Wednesday 14 May

Manchester is a city that welcomes all. Sometimes gruffly, sometimes conditionally, but as a rule the traveler is unlikely to be labelled a stranger or an oddity upon limping through trusting town gates. Tonight that laissez-faire attitude is put to the sternest of tests as scrambling over the city walls and bursting from the ginnels come thousands upon thousands of wild-eyed, shaggy-breasted Caledonian footerball fans.
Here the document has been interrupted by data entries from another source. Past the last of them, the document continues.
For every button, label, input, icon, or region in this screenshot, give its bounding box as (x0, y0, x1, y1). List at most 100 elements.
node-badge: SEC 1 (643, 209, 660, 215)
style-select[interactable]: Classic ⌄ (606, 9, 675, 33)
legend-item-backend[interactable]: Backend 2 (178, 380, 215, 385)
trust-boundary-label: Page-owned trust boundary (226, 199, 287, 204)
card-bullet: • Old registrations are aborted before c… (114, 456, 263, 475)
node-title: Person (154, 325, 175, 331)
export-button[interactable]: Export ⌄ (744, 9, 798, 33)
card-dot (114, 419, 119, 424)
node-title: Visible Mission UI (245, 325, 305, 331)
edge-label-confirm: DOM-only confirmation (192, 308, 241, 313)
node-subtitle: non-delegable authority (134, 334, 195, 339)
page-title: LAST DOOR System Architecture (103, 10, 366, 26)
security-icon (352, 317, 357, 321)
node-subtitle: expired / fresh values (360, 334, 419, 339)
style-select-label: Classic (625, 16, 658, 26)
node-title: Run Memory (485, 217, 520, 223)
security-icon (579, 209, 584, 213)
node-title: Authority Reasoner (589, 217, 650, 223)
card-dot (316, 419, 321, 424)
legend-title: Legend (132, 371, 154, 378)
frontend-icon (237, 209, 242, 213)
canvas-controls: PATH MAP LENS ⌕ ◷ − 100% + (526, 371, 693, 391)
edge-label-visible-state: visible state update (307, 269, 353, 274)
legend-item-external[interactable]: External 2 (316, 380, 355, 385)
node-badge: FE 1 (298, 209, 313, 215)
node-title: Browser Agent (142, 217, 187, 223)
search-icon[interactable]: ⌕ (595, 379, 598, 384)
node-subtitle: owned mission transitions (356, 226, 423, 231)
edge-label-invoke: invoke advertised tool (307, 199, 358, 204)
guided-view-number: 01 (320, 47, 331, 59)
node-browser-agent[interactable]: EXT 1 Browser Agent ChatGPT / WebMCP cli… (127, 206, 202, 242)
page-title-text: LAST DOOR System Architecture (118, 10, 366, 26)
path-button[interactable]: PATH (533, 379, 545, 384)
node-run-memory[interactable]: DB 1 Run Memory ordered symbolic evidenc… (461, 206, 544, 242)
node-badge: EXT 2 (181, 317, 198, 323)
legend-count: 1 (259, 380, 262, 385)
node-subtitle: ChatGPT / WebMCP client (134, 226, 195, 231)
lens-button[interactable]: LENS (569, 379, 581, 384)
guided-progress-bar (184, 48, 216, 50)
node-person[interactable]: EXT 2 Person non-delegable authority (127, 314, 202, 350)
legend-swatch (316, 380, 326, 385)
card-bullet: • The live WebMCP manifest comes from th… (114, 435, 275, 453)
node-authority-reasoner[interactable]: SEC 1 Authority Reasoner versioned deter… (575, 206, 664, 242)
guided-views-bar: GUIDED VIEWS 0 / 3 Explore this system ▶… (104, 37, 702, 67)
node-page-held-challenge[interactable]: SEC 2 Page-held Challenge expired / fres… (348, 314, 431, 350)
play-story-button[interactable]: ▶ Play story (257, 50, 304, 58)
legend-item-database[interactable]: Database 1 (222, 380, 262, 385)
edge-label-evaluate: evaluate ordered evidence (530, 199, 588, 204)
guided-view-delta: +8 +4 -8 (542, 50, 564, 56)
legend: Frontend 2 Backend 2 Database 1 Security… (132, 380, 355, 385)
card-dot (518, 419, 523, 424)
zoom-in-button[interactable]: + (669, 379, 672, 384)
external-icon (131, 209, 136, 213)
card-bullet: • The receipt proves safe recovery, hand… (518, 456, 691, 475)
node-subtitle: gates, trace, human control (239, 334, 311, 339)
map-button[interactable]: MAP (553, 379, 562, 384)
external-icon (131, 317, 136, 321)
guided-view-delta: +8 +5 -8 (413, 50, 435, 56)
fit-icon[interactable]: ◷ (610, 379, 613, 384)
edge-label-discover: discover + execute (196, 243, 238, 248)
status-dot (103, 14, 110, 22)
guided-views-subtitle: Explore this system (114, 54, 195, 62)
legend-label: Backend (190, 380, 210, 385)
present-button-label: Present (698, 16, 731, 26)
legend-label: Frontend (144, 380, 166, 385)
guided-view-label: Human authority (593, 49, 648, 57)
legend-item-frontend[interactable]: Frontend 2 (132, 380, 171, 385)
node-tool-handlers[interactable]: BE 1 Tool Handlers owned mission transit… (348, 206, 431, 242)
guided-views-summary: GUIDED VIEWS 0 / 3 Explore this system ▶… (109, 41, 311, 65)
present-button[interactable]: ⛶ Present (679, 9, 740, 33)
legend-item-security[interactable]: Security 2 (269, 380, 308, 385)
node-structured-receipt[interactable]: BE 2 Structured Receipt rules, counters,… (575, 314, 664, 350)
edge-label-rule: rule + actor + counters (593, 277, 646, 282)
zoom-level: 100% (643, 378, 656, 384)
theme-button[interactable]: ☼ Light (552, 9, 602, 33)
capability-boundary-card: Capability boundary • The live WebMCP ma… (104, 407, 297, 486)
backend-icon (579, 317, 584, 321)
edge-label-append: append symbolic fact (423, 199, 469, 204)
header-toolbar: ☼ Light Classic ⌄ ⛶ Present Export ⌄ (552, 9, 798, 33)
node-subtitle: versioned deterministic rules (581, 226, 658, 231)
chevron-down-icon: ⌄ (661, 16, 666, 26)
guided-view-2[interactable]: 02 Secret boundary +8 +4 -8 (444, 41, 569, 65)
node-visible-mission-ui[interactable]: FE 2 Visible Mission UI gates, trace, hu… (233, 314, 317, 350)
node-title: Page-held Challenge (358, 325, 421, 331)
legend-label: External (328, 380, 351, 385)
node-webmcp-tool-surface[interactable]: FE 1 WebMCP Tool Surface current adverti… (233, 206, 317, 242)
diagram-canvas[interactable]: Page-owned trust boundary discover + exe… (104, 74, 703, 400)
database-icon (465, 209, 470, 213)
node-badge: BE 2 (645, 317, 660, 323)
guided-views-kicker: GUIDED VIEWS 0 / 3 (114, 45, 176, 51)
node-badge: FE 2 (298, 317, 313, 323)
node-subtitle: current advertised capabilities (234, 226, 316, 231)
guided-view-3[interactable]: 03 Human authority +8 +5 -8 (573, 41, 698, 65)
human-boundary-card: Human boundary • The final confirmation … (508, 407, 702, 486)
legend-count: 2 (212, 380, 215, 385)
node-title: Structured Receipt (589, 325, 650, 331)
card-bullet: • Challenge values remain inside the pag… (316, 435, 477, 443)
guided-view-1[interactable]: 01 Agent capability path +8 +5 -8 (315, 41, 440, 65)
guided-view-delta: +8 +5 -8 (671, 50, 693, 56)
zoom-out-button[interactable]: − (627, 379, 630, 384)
Calling at the flat with Charlton of Chorlton, Dempson - like many friends glued to the weekly adventures of his apprentices - suggests I should be supervising the buttering up of Miss Jordan’s most pastry-heavy snacks, before flinging them down to the Scots from my rooftop, pocketing the coins, oats and trinkets tossed up in return. In the end I consider it too much effort even to go witness the singing hordes in Piccadilly or Albert Square, where special puppet shows have been erected for those unable to gain entry to the city’s second-best stadium. The lads are keen to enter the swelling ruckus but my excuses are set in stone – I’m tired, have no nerve for the unpredictable tonight and am all too aware that drunk Glaswegians, like drunk Scousers, can turn from your best friend to sworn Papal enemy within a matter of sips.

Bidding goodbye to my guests, wondering where to secrete another dozen empty beer bottles, I spy Bateman on the communal stairway. Curiously, for one with the vocal range of the Howler Monkey and confidence of the Gibbon, he says nothing; instead placing a finger to his lips before employing the subversive eye-pointing technique picked up from Jan in Krakow. I think little of it as I close my flat door, gaining only the creeping suspicion that I may well be the last sober person left in town tonight.